Inaugural Book Prize Winner Announced
Marianne Erhardt, winner of IHLR Book Prize
We are pleased to announce that Texas Tech Press has selected Marianne Erhardt’s collection of essays, Lucky Bodies, as this year’s winner. As the winner of our prize, Marianne will receive $1,000 honorarium, and her collection will be published by Texas Tech University Press sometime this summer. Marianne Jay Erhardt lives in Winston-Salem, North Carolina with her family. Her writing appears in Orion, Kenyon Review, Oxford American, Electric Literature, Conjunctions, and other fine publications. Her work has been recognized and supported by a North Carolina Arts Council Fellowship, a VanderMey Nonfiction Prize, and a residency at Vermont Studio Center. She holds an MFA in poetry from the University of Wisconsin-Madison and is an Assistant Teaching Professor in the Writing Program at Wake Forest University. Lucky Bodies is her first book.
About Marianne's book, Katie Cortese, the Director of TTU Press, writes: "I loved the language and the moving depictions of parenthood, which felt true and full of sentiment without resorting to truisms or sentimentality. I read this one early, but it stayed right at the top of my list nearly the whole way. I think it will be a great fit for the series."
We hope you enjoy Lucky Bodies as much as we did. We also want to acknowledge other works that stood out to us as we went through so many exceptional manuscripts. We could only publish one book this year, but here are our runners-up and finalists for the inaugural book prize. All the luck in the world to them in placing their collections soon.
Other ranking finalists include:
1st Runner-Up: Steve Chang’s The Shattered World and Other Kaleidoscopes (fiction)
2nd Runner-Up: Katherine Connor’s The Hanged Man (fiction)
3rd Runner-Up: Allison Field Bell’s Bodies of Other Women (nonfiction)
Thank you again to all who submitted to the prize.
Here are the blurbs for our previous two winners and a link to purchase them while we wait for Lucky Bodies to be released in late Fall 2024 or early Spring of 2025:
The Birthright of Sons is a collection of stories centered around the experiences of marginalized people, namely Black and LGBTQ+ men. Although the stories borrow elements from various genres (horror, suspense, romance, magical realism, etc.), they are linked by an exploration of identity and the ways personhood is shaped through interactions with the people, places, and belief systems around us. Purchase here.
Underpinning the project is a core tenet: self-definition is fluid, but conflict arises because society often fails to keep pace with personal evolution. In each of these stories, the protagonists grapple with their understanding of who they are, who and how they love, and what is ultimately most important to them. In almost every case, however, the quest to know or protect oneself is challenged by an external force, resulting in violence, crisis, or confusion, among other outcomes.

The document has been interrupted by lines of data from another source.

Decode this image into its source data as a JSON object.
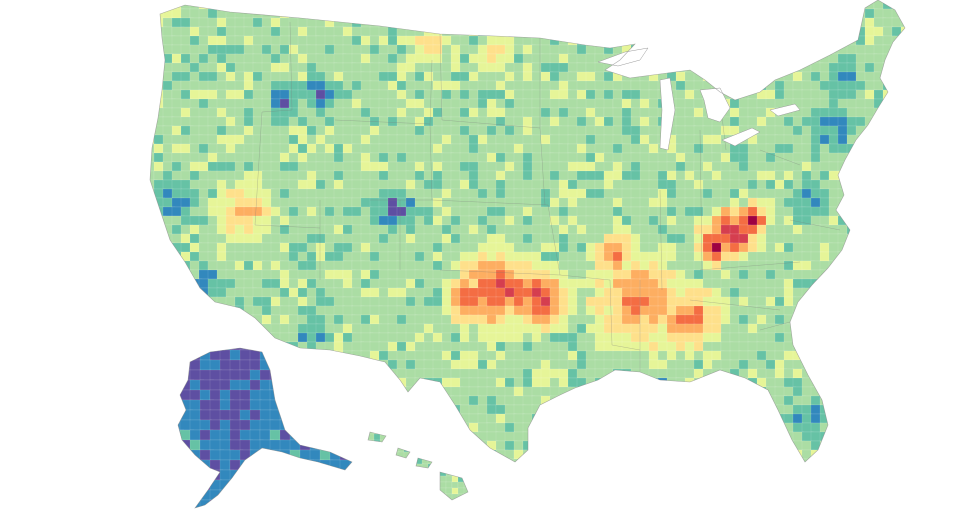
{
  "map": {
    "subject": "",
    "colors": {
      "scale": [
        "#5e4fa2",
        "#3288bd",
        "#66c2a5",
        "#abdda4",
        "#e6f598",
        "#fee08b",
        "#fdae61",
        "#f46d43",
        "#d53e4f",
        "#9e0142"
      ],
      "background": "#ffffff",
      "outline": "#8a8a8a",
      "water": "#ffffff"
    },
    "regions": [
      {
        "name": "contiguous-us",
        "base_level": 3
      },
      {
        "name": "alaska",
        "base_level": 1
      },
      {
        "name": "hawaii",
        "base_level": 3
      }
    ],
    "hotspots": [
      {
        "name": "central-appalachia",
        "level": 9
      },
      {
        "name": "oklahoma",
        "level": 8
      },
      {
        "name": "arkansas-tennessee",
        "level": 7
      },
      {
        "name": "nevada",
        "level": 6
      },
      {
        "name": "north-dakota",
        "level": 6
      }
    ],
    "coldspots": [
      {
        "name": "colorado-rockies",
        "level": 0
      },
      {
        "name": "california-coast",
        "level": 1
      },
      {
        "name": "northeast-corridor",
        "level": 1
      },
      {
        "name": "south-florida",
        "level": 1
      },
      {
        "name": "alaska-interior",
        "level": 0
      }
    ]
  }
}
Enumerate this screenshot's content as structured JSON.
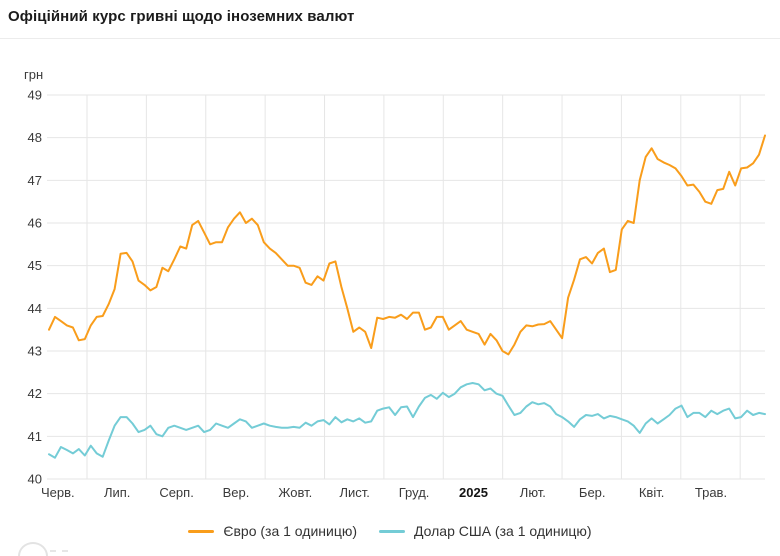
{
  "header": {
    "title": "Офіційний курс гривні щодо іноземних валют"
  },
  "chart_data": {
    "type": "line",
    "title": "Офіційний курс гривні щодо іноземних валют",
    "grid": true,
    "legend_position": "bottom",
    "y_axis": {
      "title": "грн",
      "min": 40,
      "max": 49,
      "ticks": [
        49,
        48,
        47,
        46,
        45,
        44,
        43,
        42,
        41,
        40
      ]
    },
    "x_axis": {
      "labels": [
        "Черв.",
        "Лип.",
        "Серп.",
        "Вер.",
        "Жовт.",
        "Лист.",
        "Груд.",
        "2025",
        "Лют.",
        "Бер.",
        "Квіт.",
        "Трав."
      ],
      "bold_label": "2025"
    },
    "series": [
      {
        "name": "Євро (за 1 одиницю)",
        "color": "#f99d1b",
        "values": [
          43.5,
          43.8,
          43.7,
          43.6,
          43.55,
          43.25,
          43.28,
          43.6,
          43.8,
          43.82,
          44.1,
          44.45,
          45.28,
          45.3,
          45.1,
          44.65,
          44.55,
          44.42,
          44.5,
          44.95,
          44.87,
          45.15,
          45.45,
          45.4,
          45.95,
          46.05,
          45.78,
          45.5,
          45.55,
          45.55,
          45.9,
          46.1,
          46.25,
          46.0,
          46.1,
          45.95,
          45.55,
          45.4,
          45.3,
          45.15,
          45.0,
          45.0,
          44.95,
          44.6,
          44.55,
          44.75,
          44.65,
          45.05,
          45.1,
          44.5,
          44.0,
          43.45,
          43.55,
          43.45,
          43.07,
          43.78,
          43.75,
          43.8,
          43.78,
          43.85,
          43.75,
          43.9,
          43.9,
          43.5,
          43.55,
          43.8,
          43.8,
          43.5,
          43.6,
          43.7,
          43.5,
          43.45,
          43.4,
          43.15,
          43.4,
          43.25,
          43.0,
          42.92,
          43.15,
          43.45,
          43.6,
          43.58,
          43.62,
          43.63,
          43.7,
          43.5,
          43.3,
          44.25,
          44.67,
          45.15,
          45.2,
          45.05,
          45.3,
          45.4,
          44.85,
          44.9,
          45.85,
          46.05,
          46.0,
          47.0,
          47.55,
          47.75,
          47.5,
          47.42,
          47.36,
          47.28,
          47.1,
          46.88,
          46.9,
          46.73,
          46.5,
          46.45,
          46.77,
          46.8,
          47.2,
          46.88,
          47.28,
          47.3,
          47.4,
          47.6,
          48.05
        ]
      },
      {
        "name": "Долар США (за 1 одиницю)",
        "color": "#74ccd6",
        "values": [
          40.58,
          40.5,
          40.75,
          40.68,
          40.6,
          40.7,
          40.55,
          40.78,
          40.6,
          40.52,
          40.9,
          41.25,
          41.45,
          41.45,
          41.3,
          41.1,
          41.15,
          41.25,
          41.05,
          41.0,
          41.2,
          41.25,
          41.2,
          41.15,
          41.2,
          41.25,
          41.1,
          41.15,
          41.3,
          41.25,
          41.2,
          41.3,
          41.4,
          41.35,
          41.2,
          41.25,
          41.3,
          41.25,
          41.22,
          41.2,
          41.2,
          41.22,
          41.2,
          41.32,
          41.25,
          41.35,
          41.38,
          41.28,
          41.45,
          41.33,
          41.4,
          41.35,
          41.42,
          41.32,
          41.35,
          41.6,
          41.65,
          41.68,
          41.5,
          41.68,
          41.7,
          41.45,
          41.7,
          41.9,
          41.97,
          41.88,
          42.02,
          41.92,
          42.0,
          42.15,
          42.22,
          42.25,
          42.22,
          42.08,
          42.12,
          42.0,
          41.95,
          41.72,
          41.5,
          41.55,
          41.7,
          41.8,
          41.75,
          41.78,
          41.7,
          41.52,
          41.45,
          41.35,
          41.22,
          41.4,
          41.5,
          41.48,
          41.52,
          41.42,
          41.48,
          41.45,
          41.4,
          41.35,
          41.25,
          41.08,
          41.3,
          41.42,
          41.3,
          41.4,
          41.5,
          41.65,
          41.72,
          41.45,
          41.55,
          41.55,
          41.45,
          41.6,
          41.52,
          41.6,
          41.65,
          41.42,
          41.45,
          41.6,
          41.5,
          41.55,
          41.52
        ]
      }
    ]
  }
}
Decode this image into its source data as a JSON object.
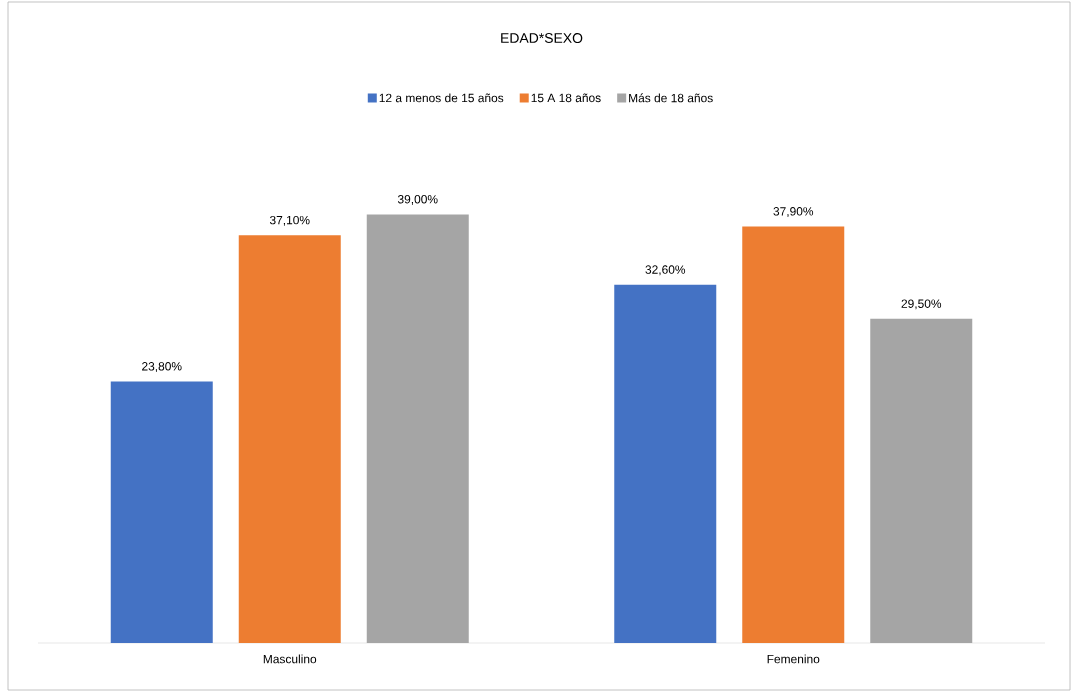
{
  "chart_data": {
    "type": "bar",
    "title": "EDAD*SEXO",
    "categories": [
      "Masculino",
      "Femenino"
    ],
    "series": [
      {
        "name": "12 a menos de 15 años",
        "color": "#4472c4",
        "values": [
          23.8,
          32.6
        ],
        "value_labels": [
          "23,80%",
          "32,60%"
        ]
      },
      {
        "name": "15 A 18 años",
        "color": "#ed7d31",
        "values": [
          37.1,
          37.9
        ],
        "value_labels": [
          "37,10%",
          "37,90%"
        ]
      },
      {
        "name": "Más de 18 años",
        "color": "#a5a5a5",
        "values": [
          39.0,
          29.5
        ],
        "value_labels": [
          "39,00%",
          "29,50%"
        ]
      }
    ],
    "legend": "top"
  }
}
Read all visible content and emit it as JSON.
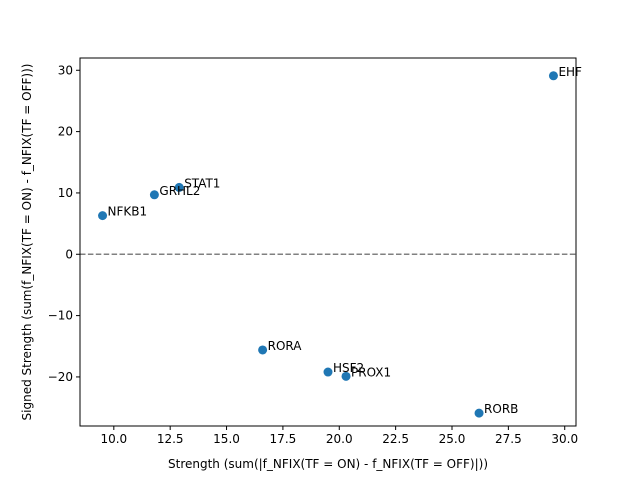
{
  "chart_data": {
    "type": "scatter",
    "title": "",
    "xlabel": "Strength (sum(|f_NFIX(TF = ON) - f_NFIX(TF = OFF)|))",
    "ylabel": "Signed Strength (sum(f_NFIX(TF = ON) - f_NFIX(TF = OFF)))",
    "xlim": [
      8.5,
      30.5
    ],
    "ylim": [
      -28.0,
      32.0
    ],
    "xticks": [
      "10.0",
      "12.5",
      "15.0",
      "17.5",
      "20.0",
      "22.5",
      "25.0",
      "27.5",
      "30.0"
    ],
    "yticks": [
      "−20",
      "−10",
      "0",
      "10",
      "20",
      "30"
    ],
    "grid": false,
    "reference_line": {
      "y": 0,
      "style": "dashed",
      "color": "#808080"
    },
    "point_color": "#1f77b4",
    "points": [
      {
        "label": "EHF",
        "x": 29.5,
        "y": 29.1
      },
      {
        "label": "STAT1",
        "x": 12.9,
        "y": 10.9
      },
      {
        "label": "GRHL2",
        "x": 11.8,
        "y": 9.7
      },
      {
        "label": "NFKB1",
        "x": 9.5,
        "y": 6.3
      },
      {
        "label": "RORA",
        "x": 16.6,
        "y": -15.6
      },
      {
        "label": "HSF2",
        "x": 19.5,
        "y": -19.2
      },
      {
        "label": "PROX1",
        "x": 20.3,
        "y": -19.9
      },
      {
        "label": "RORB",
        "x": 26.2,
        "y": -25.9
      }
    ]
  }
}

The Birthright of Sons colors in “the other” as three-dimensional by highlighting the unique obstacles that marginalized people face while simultaneously centering their humanity and unearthing universal struggles and commonalities. Be it experiencing a sexual awakening, contemplating the cumulative effects of racial tension in the workplace, or searching desperately for a moment of peace in the attention economy, the collection amplifies underrepresented voices in a playful and contemporary way, elevating, critiquing, and confronting its characters.
The sixteen stories in the collection Sing With Me at the Edge of Paradise surround queer men of various ages—teenagers, young adults, men in middle age—trying to temper their expectations of the world with their lived experience. Using the lens of the bizarre and fantastic, these stories explore discontent, discomfort, and discovery. Purchase here.
In “Melt With You,” a twenty-something learns that his boyfriend can slip into walls, a trick that becomes a sticking point during tumultuous, challenging moments in their relationship; the main character in “Shearing” is a barber who can read the minds of his clients but must sacrifice his own bits of memory to do so; “There Won’t Be Questions” features a young man who can summon lost animals to a shoebox, but suffers for it, both via physical illness and the crumbling of his relationship with his closest friend.
In the title story, the Garden of Eden starts to appear in various places around the world, and the narrator, looking down at the Trees of Life and Knowledge, must make an impossible decision regarding the most important relationship he’s ever had.